Like SCOP, the SCOPe knowledgebase aims to provide authoritative information about proteins’ evolutionary relatives, particularly those too ancient to be readily recognized from sequence. SCOPe organizes protein domains into a hierarchy that includes the following levels: a Family contains related proteins with similar sequences but typically distinct functions. The Superfamily level brings together protein families with common functional and structural features inferred to share a common ancestor. Near the root, the basis of classification is purely structural: similar superfamilies without compelling evidence of a common evolutionary origin are grouped into Folds, which are arranged into Classes based mainly on secondary structure content and organization (15). Classification at the Superfamily level in particular depends on expert curation to integrate many types of information. To identify ancient homologous relationships, proteins with similar three-dimensional structure and no recognizable sequence similarity are examined to determine whether they possess structural and functional features indicative of homology. If convincing evidence is found of an evolutionary relationship, this is annotated by grouping the homologous domains into a single Superfamily; otherwise, the domains of similar structure are annotated as having a common Fold but not grouped into a Superfamily.
In addition to classifying domains, SCOPe includes a number of additional resources to support computational analyses of the protein structures and their evolutionary relationships. We provide sequences and PDB-style coordinate files for all SCOPe domains, as well as sequences for all PDB chains that are classified in SCOPe. Post-translationally modified amino acids are translated back to the original sequence, and sequences are curated to eliminate any errors resulting from automated parsing of PDB files. Because the majority of sequences in the PDB have high similarity to others, SCOPe provides representative subsets of proteins that span all classified protein structures or domains; this alleviates bias towards proteins experimentally characterized many times. The highest quality representative in each subset is chosen using AEROSPACI scores (16), which provide a numeric estimate of the quality and precision of crystal structures. All data may be downloaded in parseable files, or in a SQL database. All data are also archived off-site and available for download from Zenodo, an open-access data repository.
Since long before the FAIR principles were formalized (17), we have attempted to ensure that all SCOPe data be Findable, Accessible, Interoperable and Reusable, both for machines and for people. To enable findability, both SCOP and SCOPe have been made available as versioned releases, annually on average, since their inception, and the SCOPe website provides interactive access to all SCOP and SCOPe releases published since 2001. We publish two kinds of SCOPe releases: major ‘stable’ releases that contain updates to the hierarchic structure, manual curation, and error correction relative to previous stable releases; and minor periodic updates (7). Once each stable release is published, no changes or corrections may be made until the next stable release. However, in an effort to stay more closely synchronized with the PDB, we supplement the stable releases with periodic updates (approximately monthly). Hundreds of additional entries are added to SCOPe each month, because after at least one structure from a SCOPe family has been classified by a human curator, most other structures from that family may be added automatically by our rigorously validated software pipeline (5). These updates are versioned by combining the stable release number with the update date (e.g., ‘2.07–2021-07–07’). All versions of both SCOP and SCOPe released since 2001 have featured ‘stable identifiers’ for each data object, meaning that the same identifiers always refer to the same data objects between releases. If changes are made to the underlying data object, the identifier is retired and replaced with a new one. To ensure interoperability and reusability, SCOPe uses the same identifiers, assigned using the same well-defined rules, as the classic SCOP releases.
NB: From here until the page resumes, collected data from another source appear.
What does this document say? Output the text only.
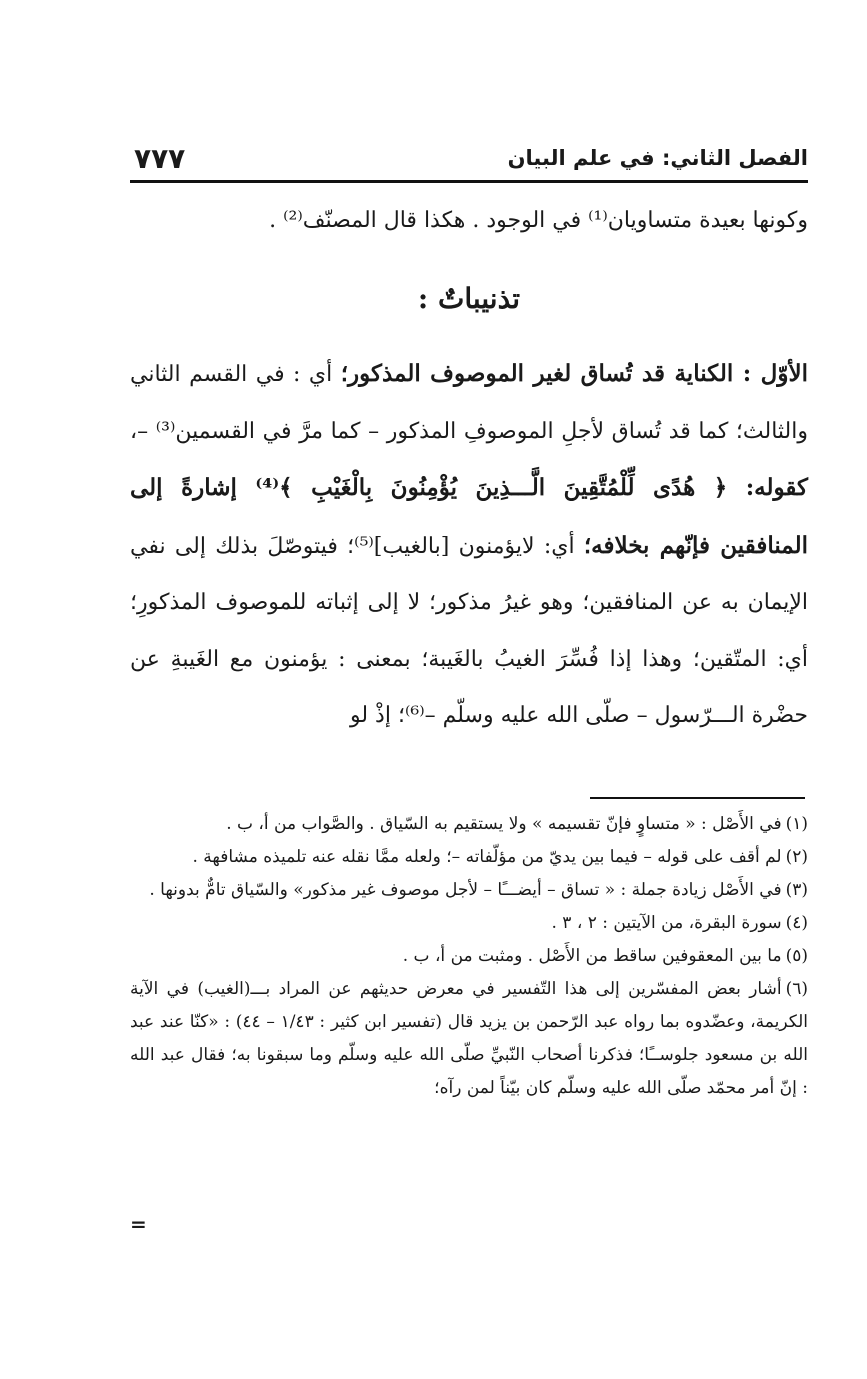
٧٧٧	الفصل الثاني: في علم البيان
وكونها بعيدة متساويان⁽¹⁾ في الوجود . هكذا قال المصنّف⁽²⁾ .
تذنيباتٌ :
الأوّل : الكناية قد تُساق لغير الموصوف المذكور؛ أي : في القسم الثاني والثالث؛ كما قد تُساق لأجلِ الموصوفِ المذكور – كما مرَّ في القسمين⁽³⁾ –، كقوله: ﴿ هُدًى لِّلْمُتَّقِينَ الَّـــذِينَ يُؤْمِنُونَ بِالْغَيْبِ ﴾⁽⁴⁾ إشارةً إلى المنافقين فإنّهم بخلافه؛ أي: لايؤمنون [بالغيب]⁽⁵⁾؛ فيتوصّلَ بذلك إلى نفي الإيمان به عن المنافقين؛ وهو غيرُ مذكور؛ لا إلى إثباته للموصوف المذكورِ؛ أي: المتّقين؛ وهذا إذا فُسِّرَ الغيبُ بالغَيبة؛ بمعنى : يؤمنون مع الغَيبةِ عن حضْرة الـــرّسول – صلّى الله عليه وسلّم –⁽⁶⁾؛ إذْ لو

(١)في الأَصْل : « متساوٍ فإنّ تقسيمه » ولا يستقيم به السّياق . والصَّواب من أ، ب .

(٢)لم أقف على قوله – فيما بين يديّ من مؤلّفاته –؛ ولعله ممَّا نقله عنه تلميذه مشافهة .

(٣)في الأَصْل زيادة جملة : « تساق – أيضـــًا – لأجل موصوف غير مذكور» والسّياق تامٌّ بدونها .

(٤)سورة البقرة، من الآيتين : ٢ ، ٣ .

(٥)ما بين المعقوفين ساقط من الأَصْل . ومثبت من أ، ب .

(٦)أشار بعض المفسّرين إلى هذا التّفسير في معرض حديثهم عن المراد بـــ(الغيب) في الآية الكريمة، وعضّدوه بما رواه عبد الرّحمن بن يزيد قال (تفسير ابن كثير : ١/٤٣ – ٤٤) : «كنّا عند عبد الله بن مسعود جلوســًا؛ فذكرنا أصحاب النّبيِّ صلّى الله عليه وسلّم وما سبقونا به؛ فقال عبد الله : إنّ أمر محمّد صلّى الله عليه وسلّم كان بيّناً لمن رآه؛

=
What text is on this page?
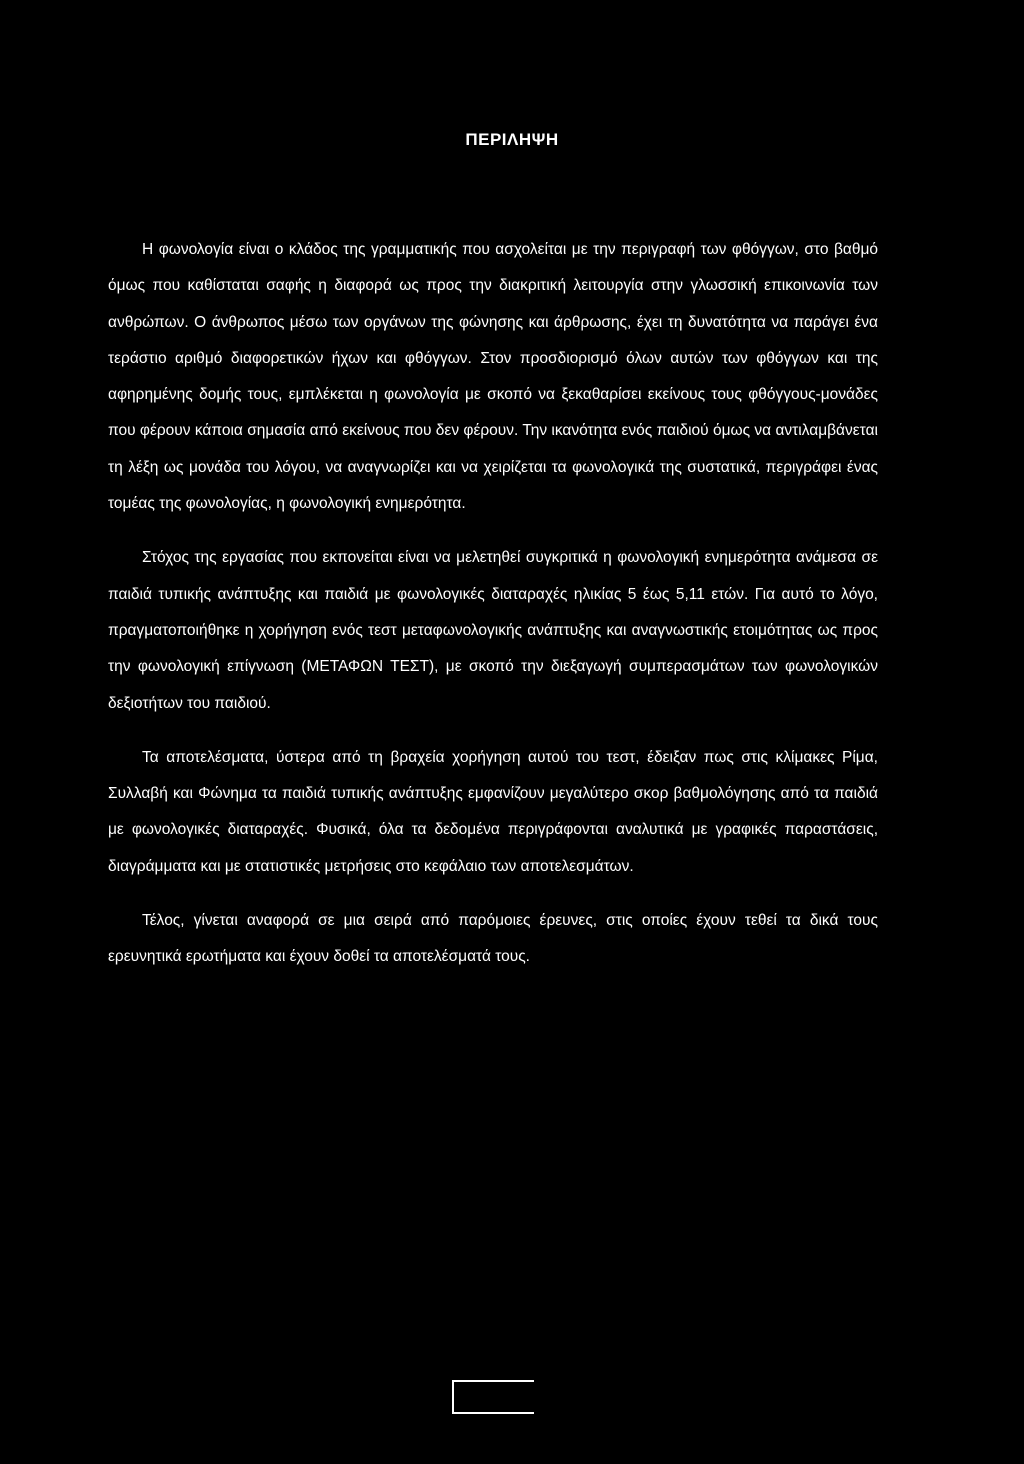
ΠΕΡΙΛΗΨΗ

Η φωνολογία είναι ο κλάδος της γραμματικής που ασχολείται με την περιγραφή των φθόγγων, στο βαθμό όμως που καθίσταται σαφής η διαφορά ως προς την διακριτική λειτουργία στην γλωσσική επικοινωνία των ανθρώπων. Ο άνθρωπος μέσω των οργάνων της φώνησης και άρθρωσης, έχει τη δυνατότητα να παράγει ένα τεράστιο αριθμό διαφορετικών ήχων και φθόγγων. Στον προσδιορισμό όλων αυτών των φθόγγων και της αφηρημένης δομής τους, εμπλέκεται η φωνολογία με σκοπό να ξεκαθαρίσει εκείνους τους φθόγγους-μονάδες που φέρουν κάποια σημασία από εκείνους που δεν φέρουν. Την ικανότητα ενός παιδιού όμως να αντιλαμβάνεται τη λέξη ως μονάδα του λόγου, να αναγνωρίζει και να χειρίζεται τα φωνολογικά της συστατικά, περιγράφει ένας τομέας της φωνολογίας, η φωνολογική ενημερότητα.

Στόχος της εργασίας που εκπονείται είναι να μελετηθεί συγκριτικά η φωνολογική ενημερότητα ανάμεσα σε παιδιά τυπικής ανάπτυξης και παιδιά με φωνολογικές διαταραχές ηλικίας 5 έως 5,11 ετών. Για αυτό το λόγο, πραγματοποιήθηκε η χορήγηση ενός τεστ μεταφωνολογικής ανάπτυξης και αναγνωστικής ετοιμότητας ως προς την φωνολογική επίγνωση (ΜΕΤΑΦΩΝ ΤΕΣΤ), με σκοπό την διεξαγωγή συμπερασμάτων των φωνολογικών δεξιοτήτων του παιδιού.

Τα αποτελέσματα, ύστερα από τη βραχεία χορήγηση αυτού του τεστ, έδειξαν πως στις κλίμακες Ρίμα, Συλλαβή και Φώνημα τα παιδιά τυπικής ανάπτυξης εμφανίζουν μεγαλύτερο σκορ βαθμολόγησης από τα παιδιά με φωνολογικές διαταραχές. Φυσικά, όλα τα δεδομένα περιγράφονται αναλυτικά με γραφικές παραστάσεις, διαγράμματα και με στατιστικές μετρήσεις στο κεφάλαιο των αποτελεσμάτων.

Τέλος, γίνεται αναφορά σε μια σειρά από παρόμοιες έρευνες, στις οποίες έχουν τεθεί τα δικά τους ερευνητικά ερωτήματα και έχουν δοθεί τα αποτελέσματά τους.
The current SCOPe release, 2.08, classifies 344 851 domains from 106 976 PDB entries; the previous stable SCOPe release, 2.07, classifies 276 231 domains from 87 224 PDB entries, and SCOP 1.75 classifies 110 800 domains from 38 221 PDB entries. New features in SCOPe 2.08 are described below.
VARIANT INTERPRETATION
The cost of sequencing a human genome has now dipped below $1000, so hundreds of thousands are expected to be sequenced each year. We therefore have developed search and display tools to aid in the interpretation of the phenotypic impact of variants identified in individuals’ genomes. Genome variant analysis often first involves rejecting the vast majority of variants that are unlikely to have a deleterious or interesting phenotype. When variants affect a coding region, structural data about the protein or its homologs may be particularly valuable (18,19). For example, a study by our colleagues involved a structural analysis of the replacement of arginine with a tryptophan residue (R192W) in the ZAP-70 protein's C-terminal. The analysis predicted that this sequence change has a structural impact on a phosphotyrosine-binding pocket and may diminish ZAP-70 binding to the ζ-chain, contributing to a novel human autoimmune disease (19).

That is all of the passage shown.